How Well Do LLMs Handle Cantonese? Benchmarking Cantonese Capabilities of Large Language Models
This addresses a gap for over 85 million Cantonese speakers, particularly in economically significant regions, but is incremental as it focuses on benchmarking rather than novel model development.
The paper tackles the underrepresentation of Cantonese in NLP by introducing new benchmarks to evaluate large language models (LLM) performance in factual generation, mathematical logic, complex reasoning, and general knowledge in Cantonese, aiming to advance open-source Cantonese LLM technology.

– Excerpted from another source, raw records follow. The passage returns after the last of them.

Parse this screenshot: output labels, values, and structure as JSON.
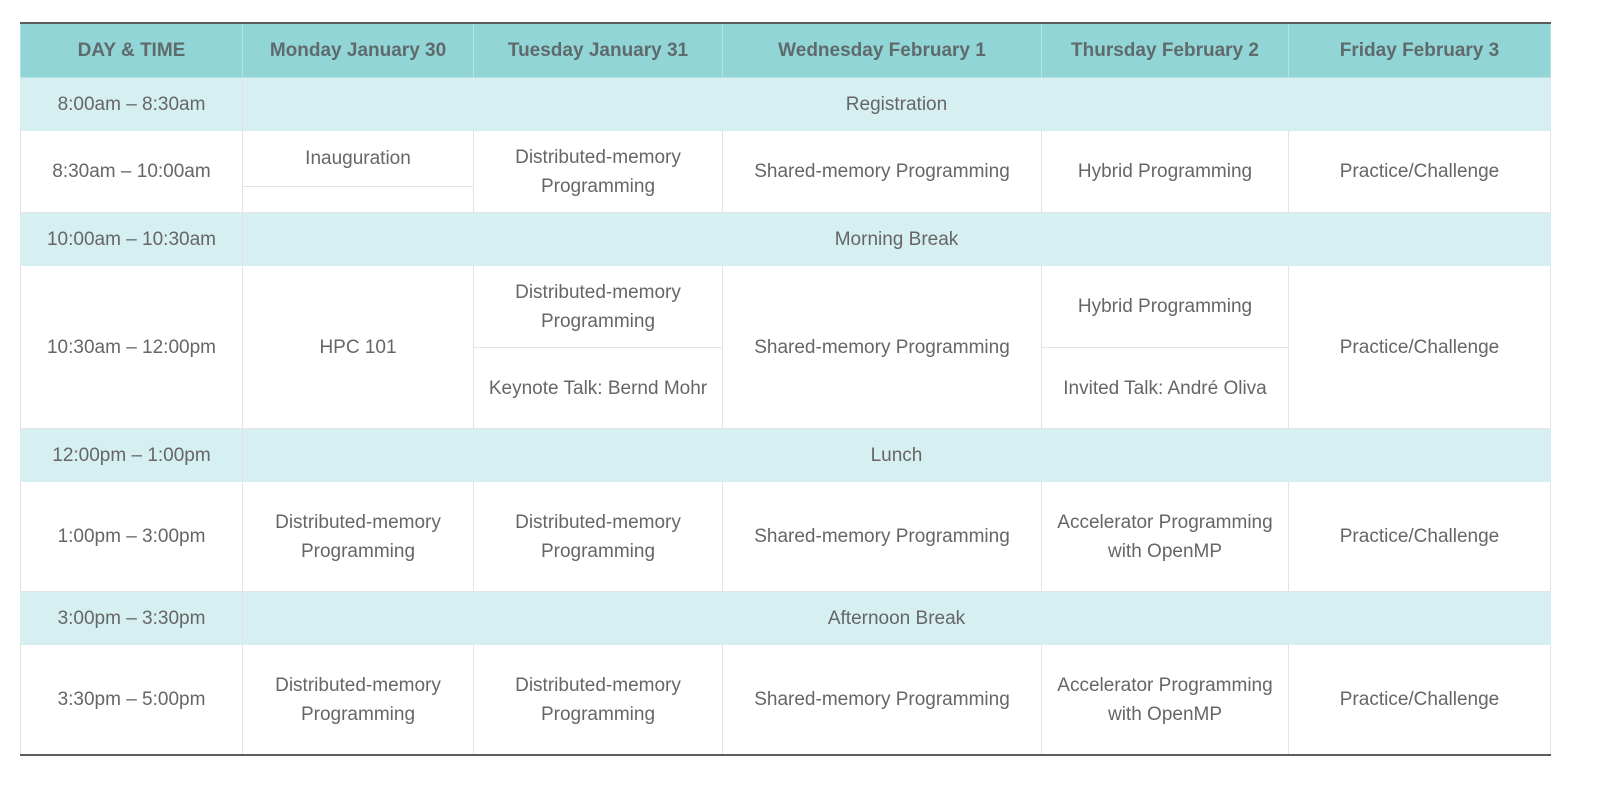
{
  "header": {
    "time_col": "DAY & TIME",
    "days": [
      "Monday January 30",
      "Tuesday January 31",
      "Wednesday February 1",
      "Thursday February 2",
      "Friday February 3"
    ]
  },
  "rows": {
    "r0800": {
      "time": "8:00am – 8:30am",
      "label": "Registration"
    },
    "r0830": {
      "time": "8:30am – 10:00am",
      "mon": "Inauguration",
      "tue": "Distributed-memory Programming",
      "wed": "Shared-memory Programming",
      "thu": "Hybrid Programming",
      "fri": "Practice/Challenge"
    },
    "r1000": {
      "time": "10:00am – 10:30am",
      "label": "Morning Break"
    },
    "r1030": {
      "time": "10:30am – 12:00pm",
      "mon": "HPC 101",
      "tue_a": "Distributed-memory Programming",
      "tue_b": "Keynote Talk: Bernd Mohr",
      "wed": "Shared-memory Programming",
      "thu_a": "Hybrid Programming",
      "thu_b": "Invited Talk: André Oliva",
      "fri": "Practice/Challenge"
    },
    "r1200": {
      "time": "12:00pm – 1:00pm",
      "label": "Lunch"
    },
    "r1300": {
      "time": "1:00pm – 3:00pm",
      "mon": "Distributed-memory Programming",
      "tue": "Distributed-memory Programming",
      "wed": "Shared-memory Programming",
      "thu": "Accelerator Programming with OpenMP",
      "fri": "Practice/Challenge"
    },
    "r1500": {
      "time": "3:00pm – 3:30pm",
      "label": "Afternoon Break"
    },
    "r1530": {
      "time": "3:30pm – 5:00pm",
      "mon": "Distributed-memory Programming",
      "tue": "Distributed-memory Programming",
      "wed": "Shared-memory Programming",
      "thu": "Accelerator Programming with OpenMP",
      "fri": "Practice/Challenge"
    }
  },
  "colors": {
    "header_bg": "#92d5d7",
    "break_bg": "#d6eff0",
    "text": "#666666"
  }
}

The rapid evolution of large language models (LLMs) has transformed the competitive landscape in natural language processing (NLP), particularly for English and other data-rich languages. However, underrepresented languages like Cantonese, spoken by over 85 million people, face significant development gaps, which is particularly concerning given the economic significance of the Guangdong-Hong Kong-Macau Greater Bay Area, and in substantial Cantonese-speaking populations in places like Singapore and North America. Despite its wide use, Cantonese has scant representation in NLP research, especially compared to other languages from similarly developed regions. To bridge these gaps, we outline current Cantonese NLP methods and introduce new benchmarks designed to evaluate LLM performance in factual generation, mathematical logic, complex reasoning, and general knowledge in Cantonese, which aim to advance open-source Cantonese LLM technology. We also propose future research directions and recommended models to enhance Cantonese LLM development.